Mme EDWIGE KOUMBY MISSAMBO (Gabon) a souligné le rôle capital que jouent les Casques bleus dans un contexte global plus que jamais marqué par des crises multiples et de nouvelles menaces à la paix et à la sécurité internationales. Elle a rappelé que lors du troisième Sommet des chefs de police, le Secrétaire général a appelé au renforcement des capacités des forces de police afin « que l’exceptionnalité devienne la norme ». Pour y parvenir, a‑t‑elle souligné, il est nécessaire que les policiers de l’ONU s’adaptent à l’environnement de plus en plus complexe et évolutif des théâtres d’opération. Ils doivent aussi développer une capacité à se réinventer continuellement afin de donner des réponses à la mesure des défis sécuritaires. À cette fin, a encore plaidé la représentante, il importe que les composantes de police des missions onusiennes développent une communication stratégique qui leur permette d’établir un dialogue constructif avec le pays hôte et d’installer le climat de confiance nécessaire à la mise en œuvre effective des mandats. « On ne saurait avoir des opérations de maintien de la paix efficaces sans l’adhésion et le soutien des populations et des communautés locales. » De même, les efforts pour améliorer les performances sur le terrain devraient nécessairement inclure la promotion de la parité des genres, qui doit aller de pair avec un renforcement du leadership des femmes, appuyé sur des missions souples, des mandats clairs, des tâches précises, a encore recommandé la représentante.
M. NICOLAS DE RIVIÈRE (France) a souligné la responsabilité particulière de la police des Nations Unies dans la mise en œuvre des mandats du fait de son action très intégrée, à la croisée des missions conduites par les composantes militaire et civile.

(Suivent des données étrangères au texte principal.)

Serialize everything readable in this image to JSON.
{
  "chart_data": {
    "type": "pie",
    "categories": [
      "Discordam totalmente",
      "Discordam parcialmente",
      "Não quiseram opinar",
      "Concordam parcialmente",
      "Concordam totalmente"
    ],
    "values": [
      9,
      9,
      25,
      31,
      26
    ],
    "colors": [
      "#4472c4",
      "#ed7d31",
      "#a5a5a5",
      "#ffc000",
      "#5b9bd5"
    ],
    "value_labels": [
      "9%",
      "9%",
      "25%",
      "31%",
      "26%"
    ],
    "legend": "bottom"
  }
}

Elle joue un rôle décisif pour aider les autorités de l’État hôte à réussir leur réforme du secteur de la sécurité, a‑t‑il rappelé. Le représentant a donc jugé essentiel que la police des Nations Unies soit un exemple inspirant pour le respect des droits humains et la prise en compte des questions de genre et qu’elle puisse se préparer à réduire certaines causes profondes des conflits. Il a ajouté que la question de la prédation des ressources naturelles et les effets induits sur l’environnement étaient deux causes auxquelles la France est particulièrement attentive.
Pour être adaptée aux objectifs des mandats, la police des Nations Unies doit posséder toutes les compétences pour faire face aux menaces actuelles contre la paix et la sécurité, y compris en maîtrisant les enjeux de l’usage des technologies numériques, a poursuivi le représentant. Estimant que les initiatives en cours de développement pour renforcer encore les outils de formation et de sélection au prédéploiement contribuaient à la performance des policiers individuels, il a appelé à les encourager, à les suivre avec une grande attention et à y associer étroitement les États Membres.
La police des Nations Unies doit démontrer que les Nations Unies répondent à toutes les exigences des mandats des missions, a insisté le représentant. Elle doit notamment être un modèle pour le respect de l’interculturalité, du multilinguisme et de l’inclusivité, et doit donc promouvoir sans relâche la place des femmes dans ses rangs. La France prend toute sa part à ces efforts en allouant près de 800 000 euros depuis 2021, et près de 400 000 euros encore cette année, pour le développement du mécanisme souple de coordination y compris son volet police des Nations Unies, a‑t‑il rappelé. Enfin, la France encourage fortement le Secrétariat à engager une analyse de la transformation en cours de la police des Nations Unies, car le dernier rapport présenté au Conseil sur les activités de la police des Nations Unies remonte à fin décembre 2018.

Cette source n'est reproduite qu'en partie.